Clifford Heath's Career Highlights

After Clifford built his first product in 1983 (a personal filing system with rapid indexing and network potential), his work for Hewlett-Packard on 4GLs, databases and end-user query and reporting tools helped establish their Australian Software Operation as the largest exporter of software in Australia. This software was deployed in many enterprises, even playing a part in running nuclear power stations.

Upon HP's closure of the ASO, 25 staff performed a buy-out of the technology which Clifford had spent over two years developing, and Open Software Associates brought the OpenUI product to market at the international CEBIT trade fair in 1991. OpenUI was a cross-platform client-server development environment, with goals and some design features very like those of Java; except that OpenUI delivered on those goals by 1993, whereas Java took until at least 2005 to even approach the same capability, and was largely relegated to the server room, not the desktop. Being based on message-passing, it had native network capabilities that are only now being realised again through Web 2.0 technologies. OSA also became the first .com.au registered in the Domain Name System (DNS).

OpenUI was used in many key industries, including German banking, Australian telcos, and (by Tandem) to build the new international trading platform for the NASDAQ. Its use in banks led Clifford to become expert and deeply involved in the new applications of public key cryptography (internet banking and online share trading), which remain the foundation of all Internet security. He published the first open source Certification Agency (CA), based on OpenSSL, and was involved in the Mozilla Crypto Group, whose stunt triggered a change in US export control policy for encryption techologies.

Open Software Associates spawned a new products business, ManageSoft, which used Clifford's patented method for updating sets of files across remote networks. Today this method is the foundation of almost all forms of automatic software update. ManageSoft (a Microsoft Gold Partner) has products deployed on upwards of ten million enterprise computers globally, managing major banks, government departments and diplomatic services, national postal networks, oil companies, state-wide education networks, etc. Clifford's expertise in enterprise scale data architecture and tools enabled him to effectively automate large parts of the application development cycle and produce a truly remarkable business agility.
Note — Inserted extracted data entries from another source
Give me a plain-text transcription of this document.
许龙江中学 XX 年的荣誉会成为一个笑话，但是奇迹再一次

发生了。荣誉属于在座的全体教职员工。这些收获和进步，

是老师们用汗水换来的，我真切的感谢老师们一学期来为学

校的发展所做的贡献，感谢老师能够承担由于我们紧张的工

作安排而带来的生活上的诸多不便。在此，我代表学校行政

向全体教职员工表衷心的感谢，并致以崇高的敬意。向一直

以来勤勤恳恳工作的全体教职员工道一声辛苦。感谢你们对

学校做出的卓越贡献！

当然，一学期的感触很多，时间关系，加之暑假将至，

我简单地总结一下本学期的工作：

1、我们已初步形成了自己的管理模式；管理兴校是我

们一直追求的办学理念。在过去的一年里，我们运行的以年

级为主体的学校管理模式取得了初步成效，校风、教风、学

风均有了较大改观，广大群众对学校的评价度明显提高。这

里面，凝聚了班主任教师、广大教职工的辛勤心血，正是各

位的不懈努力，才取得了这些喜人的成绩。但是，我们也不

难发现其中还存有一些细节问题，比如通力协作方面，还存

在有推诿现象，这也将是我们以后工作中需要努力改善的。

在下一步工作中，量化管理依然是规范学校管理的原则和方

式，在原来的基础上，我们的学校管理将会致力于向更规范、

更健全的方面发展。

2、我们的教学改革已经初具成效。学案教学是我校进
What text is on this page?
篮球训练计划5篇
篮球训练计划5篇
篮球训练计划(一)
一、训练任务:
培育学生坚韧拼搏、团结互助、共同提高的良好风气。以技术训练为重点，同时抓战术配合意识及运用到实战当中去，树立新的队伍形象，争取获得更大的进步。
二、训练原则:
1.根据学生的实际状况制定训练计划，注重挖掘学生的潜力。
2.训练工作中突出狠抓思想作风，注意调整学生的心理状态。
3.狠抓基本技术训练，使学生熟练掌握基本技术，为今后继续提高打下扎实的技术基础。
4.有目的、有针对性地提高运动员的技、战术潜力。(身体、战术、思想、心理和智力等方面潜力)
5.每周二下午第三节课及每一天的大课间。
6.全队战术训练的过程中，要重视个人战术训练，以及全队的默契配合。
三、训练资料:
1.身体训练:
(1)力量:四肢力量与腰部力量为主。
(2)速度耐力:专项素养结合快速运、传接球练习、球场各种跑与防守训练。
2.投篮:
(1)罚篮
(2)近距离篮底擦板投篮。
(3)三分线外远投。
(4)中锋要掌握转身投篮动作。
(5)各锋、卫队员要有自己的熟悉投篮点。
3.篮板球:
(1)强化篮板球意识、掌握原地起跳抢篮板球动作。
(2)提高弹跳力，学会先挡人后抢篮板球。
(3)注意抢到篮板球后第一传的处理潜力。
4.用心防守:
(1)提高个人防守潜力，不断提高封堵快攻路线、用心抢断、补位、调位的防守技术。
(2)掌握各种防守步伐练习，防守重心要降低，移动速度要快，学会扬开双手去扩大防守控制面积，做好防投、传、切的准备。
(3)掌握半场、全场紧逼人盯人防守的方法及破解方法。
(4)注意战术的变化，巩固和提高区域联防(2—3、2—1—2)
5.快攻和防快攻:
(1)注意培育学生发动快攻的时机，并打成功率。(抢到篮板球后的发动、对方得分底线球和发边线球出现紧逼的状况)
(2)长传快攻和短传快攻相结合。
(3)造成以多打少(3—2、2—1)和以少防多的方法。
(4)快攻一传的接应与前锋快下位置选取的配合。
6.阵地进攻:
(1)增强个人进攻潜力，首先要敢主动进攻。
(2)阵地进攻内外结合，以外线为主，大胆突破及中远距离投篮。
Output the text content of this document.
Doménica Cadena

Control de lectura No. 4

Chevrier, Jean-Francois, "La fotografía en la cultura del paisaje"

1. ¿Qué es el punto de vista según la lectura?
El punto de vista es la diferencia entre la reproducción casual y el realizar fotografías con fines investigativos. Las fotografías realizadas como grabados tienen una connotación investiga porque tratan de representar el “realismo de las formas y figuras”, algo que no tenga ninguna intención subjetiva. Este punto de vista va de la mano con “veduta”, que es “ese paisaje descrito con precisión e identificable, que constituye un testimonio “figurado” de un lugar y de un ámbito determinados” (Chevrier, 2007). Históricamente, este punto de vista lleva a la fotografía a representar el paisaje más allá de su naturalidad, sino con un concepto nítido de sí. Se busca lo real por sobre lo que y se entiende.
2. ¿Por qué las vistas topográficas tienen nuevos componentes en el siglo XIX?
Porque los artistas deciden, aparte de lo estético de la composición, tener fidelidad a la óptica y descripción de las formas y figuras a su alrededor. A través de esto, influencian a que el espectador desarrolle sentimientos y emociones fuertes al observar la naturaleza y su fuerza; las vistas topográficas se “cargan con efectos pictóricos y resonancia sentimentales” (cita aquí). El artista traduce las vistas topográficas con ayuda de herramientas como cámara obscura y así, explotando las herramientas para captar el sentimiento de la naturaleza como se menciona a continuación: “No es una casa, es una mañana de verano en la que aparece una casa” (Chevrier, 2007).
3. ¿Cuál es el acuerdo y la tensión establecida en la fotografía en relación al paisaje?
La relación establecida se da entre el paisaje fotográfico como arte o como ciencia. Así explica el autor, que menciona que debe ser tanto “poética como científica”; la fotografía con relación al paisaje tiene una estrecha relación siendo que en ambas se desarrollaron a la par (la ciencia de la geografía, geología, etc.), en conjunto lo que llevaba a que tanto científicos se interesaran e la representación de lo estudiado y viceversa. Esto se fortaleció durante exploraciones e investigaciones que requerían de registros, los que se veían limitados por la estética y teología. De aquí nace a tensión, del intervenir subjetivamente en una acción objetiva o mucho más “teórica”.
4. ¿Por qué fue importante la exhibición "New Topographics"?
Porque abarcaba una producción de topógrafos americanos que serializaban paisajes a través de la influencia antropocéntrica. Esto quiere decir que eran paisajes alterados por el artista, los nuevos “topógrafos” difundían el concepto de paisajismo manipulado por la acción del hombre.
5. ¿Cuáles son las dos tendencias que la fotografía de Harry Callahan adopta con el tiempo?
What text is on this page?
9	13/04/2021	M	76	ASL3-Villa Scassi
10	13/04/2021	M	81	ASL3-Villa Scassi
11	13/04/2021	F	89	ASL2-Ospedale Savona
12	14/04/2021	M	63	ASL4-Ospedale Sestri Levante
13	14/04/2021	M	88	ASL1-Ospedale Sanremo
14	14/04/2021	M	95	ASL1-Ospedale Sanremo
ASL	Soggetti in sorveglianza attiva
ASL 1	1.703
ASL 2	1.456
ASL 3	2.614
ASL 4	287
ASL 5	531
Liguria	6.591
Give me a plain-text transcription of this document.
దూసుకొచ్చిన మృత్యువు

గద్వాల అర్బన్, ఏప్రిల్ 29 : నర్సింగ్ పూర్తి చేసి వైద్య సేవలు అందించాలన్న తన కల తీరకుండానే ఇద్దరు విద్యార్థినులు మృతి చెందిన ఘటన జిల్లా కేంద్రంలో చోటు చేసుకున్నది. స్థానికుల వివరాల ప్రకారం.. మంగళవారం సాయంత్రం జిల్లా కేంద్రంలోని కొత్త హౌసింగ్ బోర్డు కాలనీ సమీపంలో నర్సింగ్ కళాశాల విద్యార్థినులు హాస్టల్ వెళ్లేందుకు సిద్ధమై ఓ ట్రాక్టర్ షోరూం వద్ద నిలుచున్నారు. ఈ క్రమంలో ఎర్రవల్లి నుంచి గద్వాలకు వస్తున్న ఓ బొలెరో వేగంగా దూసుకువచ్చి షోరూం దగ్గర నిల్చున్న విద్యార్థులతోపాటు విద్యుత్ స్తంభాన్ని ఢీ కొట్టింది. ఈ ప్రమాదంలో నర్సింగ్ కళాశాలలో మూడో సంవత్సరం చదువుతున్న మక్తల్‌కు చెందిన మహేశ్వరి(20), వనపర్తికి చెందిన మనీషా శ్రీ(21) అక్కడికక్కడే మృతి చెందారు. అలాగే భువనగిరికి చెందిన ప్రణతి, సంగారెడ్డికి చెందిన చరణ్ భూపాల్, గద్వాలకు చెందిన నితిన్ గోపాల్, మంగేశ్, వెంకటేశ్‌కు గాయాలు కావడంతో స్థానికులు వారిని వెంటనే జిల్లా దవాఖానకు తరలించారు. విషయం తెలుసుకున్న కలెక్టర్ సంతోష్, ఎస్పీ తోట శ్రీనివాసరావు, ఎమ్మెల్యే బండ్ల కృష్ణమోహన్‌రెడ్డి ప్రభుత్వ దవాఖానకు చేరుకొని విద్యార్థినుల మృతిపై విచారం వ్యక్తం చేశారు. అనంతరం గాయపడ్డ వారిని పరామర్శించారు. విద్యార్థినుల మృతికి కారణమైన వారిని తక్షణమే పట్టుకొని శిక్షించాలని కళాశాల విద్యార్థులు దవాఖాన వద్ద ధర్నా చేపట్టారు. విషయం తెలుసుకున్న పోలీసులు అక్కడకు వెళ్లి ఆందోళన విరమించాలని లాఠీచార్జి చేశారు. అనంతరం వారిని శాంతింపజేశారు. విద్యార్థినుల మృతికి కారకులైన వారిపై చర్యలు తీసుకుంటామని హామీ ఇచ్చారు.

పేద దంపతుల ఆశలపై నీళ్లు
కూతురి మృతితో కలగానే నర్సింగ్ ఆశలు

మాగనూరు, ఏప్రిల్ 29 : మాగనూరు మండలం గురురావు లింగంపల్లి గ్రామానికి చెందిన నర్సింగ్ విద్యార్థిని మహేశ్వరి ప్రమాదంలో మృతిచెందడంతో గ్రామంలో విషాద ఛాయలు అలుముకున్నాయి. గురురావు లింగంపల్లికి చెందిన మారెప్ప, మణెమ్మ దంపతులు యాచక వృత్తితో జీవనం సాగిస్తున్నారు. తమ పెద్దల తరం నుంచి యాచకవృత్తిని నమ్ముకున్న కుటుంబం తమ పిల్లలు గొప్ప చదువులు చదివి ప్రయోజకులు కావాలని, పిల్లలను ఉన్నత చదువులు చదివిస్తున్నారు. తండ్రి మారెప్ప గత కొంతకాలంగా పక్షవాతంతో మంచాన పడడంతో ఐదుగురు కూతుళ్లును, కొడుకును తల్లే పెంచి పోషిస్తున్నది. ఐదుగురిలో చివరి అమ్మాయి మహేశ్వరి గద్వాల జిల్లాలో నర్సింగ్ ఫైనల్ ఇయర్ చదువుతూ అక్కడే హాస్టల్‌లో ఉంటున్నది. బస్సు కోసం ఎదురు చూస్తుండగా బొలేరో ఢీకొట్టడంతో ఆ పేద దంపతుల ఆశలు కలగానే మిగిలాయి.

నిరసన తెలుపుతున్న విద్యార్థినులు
This capability has been effectively exploited by Flexera in their enterprise software license compliance products, after they purchased the ManageSoft company in 2007, shortly after Clifford had left to found Data Constellation.

Clifford's business with Data Constellation has included assignments with a Japanese insurance company building claims lodgement solutions, with a large supplier of SaaS solutions for managing apprenticeships, and with a major Australian bank as an Enterprise Data Architect. The bank project involved building an enterprise-level data federation framework in support of a new service desk product deployment, after the vendor of that product failed to successfully deploy their own product and was thrown out.

Clifford has an exceptionally wide range of technical skills, including information modeling, cryptography, SQL Server, Active Directory, design for and analysis of system performance, Ruby, C++, C#, SQL and ORM2. Outside IT, Clifford is an advanced ham radio licensee and a competent designer of electronics, as well as a luthier, having built several guitars. Clifford is a skier and orienteer, and has competed for Australia in Radio Direction Finding.